A concessão da liberdade está condicionada a regras fixadas pela Justiça, incluindo o comparecimento mensal em juízo para justificativa de atividades, obrigatoriedade de manter o endereço atualizado e proibição de ausentar-se da comarca por período superior a oito dias sem autorização. Além disso, o jogador teve a Carteira Nacional de Habilitação (CNH) suspensa, ficando proibido de conduzir veículos.
O acidente e depoimentos
O atropelamento ocorreu por volta de 21h53 de segunda-feira (3). Nicolas e os atletas Igor Felisberto e Ryan Francisco haviam saído de um centro comercial em veículos separados. Consta no boletim de ocorrência o relato de testemunha que apontou suposta disputa de racha em alta velocidade.
Em depoimento prestado à Polícia Civil, os três jogadores negaram categoricamente a prática de racha. Nicolas declarou que não ingeriu bebida alcoólica, fato confirmado pelas autoridades, que sua documentação estava regular e que dados de aplicativo indicavam velocidade de 50 km/h. Os outros dois atletas retornaram ao local após o acidente e permaneceram até a chegada do socorro.

Notas institucionais do clube e da defesa
Em nota oficial, o São Paulo Futebol Clube lamentou profundamente o falecimento do pedestre, prestou solidariedade à família da vítima e informou que prestará acompanhamento por meio de seu departamento jurídico. O clube reiterou que o atleta acionou o resgate e prestou esclarecimentos na delegacia.

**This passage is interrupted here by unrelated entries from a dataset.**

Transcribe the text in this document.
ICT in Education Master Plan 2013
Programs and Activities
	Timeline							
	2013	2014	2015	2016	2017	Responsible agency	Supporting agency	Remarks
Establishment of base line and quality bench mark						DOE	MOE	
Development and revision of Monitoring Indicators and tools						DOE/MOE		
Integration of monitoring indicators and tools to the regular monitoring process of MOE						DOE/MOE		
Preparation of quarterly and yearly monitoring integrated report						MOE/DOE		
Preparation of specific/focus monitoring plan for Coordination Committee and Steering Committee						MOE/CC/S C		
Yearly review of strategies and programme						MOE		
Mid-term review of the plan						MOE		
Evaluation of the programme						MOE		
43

A defesa técnica de Nicolas, representada pelo advogado Guilherme Pacheco, afirmou que o acidente ocorreu no momento em que a vítima realizava a travessia fora da faixa de pedestres. A nota destaca que o jogador permaneceu no local, colaborou com as autoridades e ressalta que atua para demonstrar a ausência de responsabilidade criminal do atleta.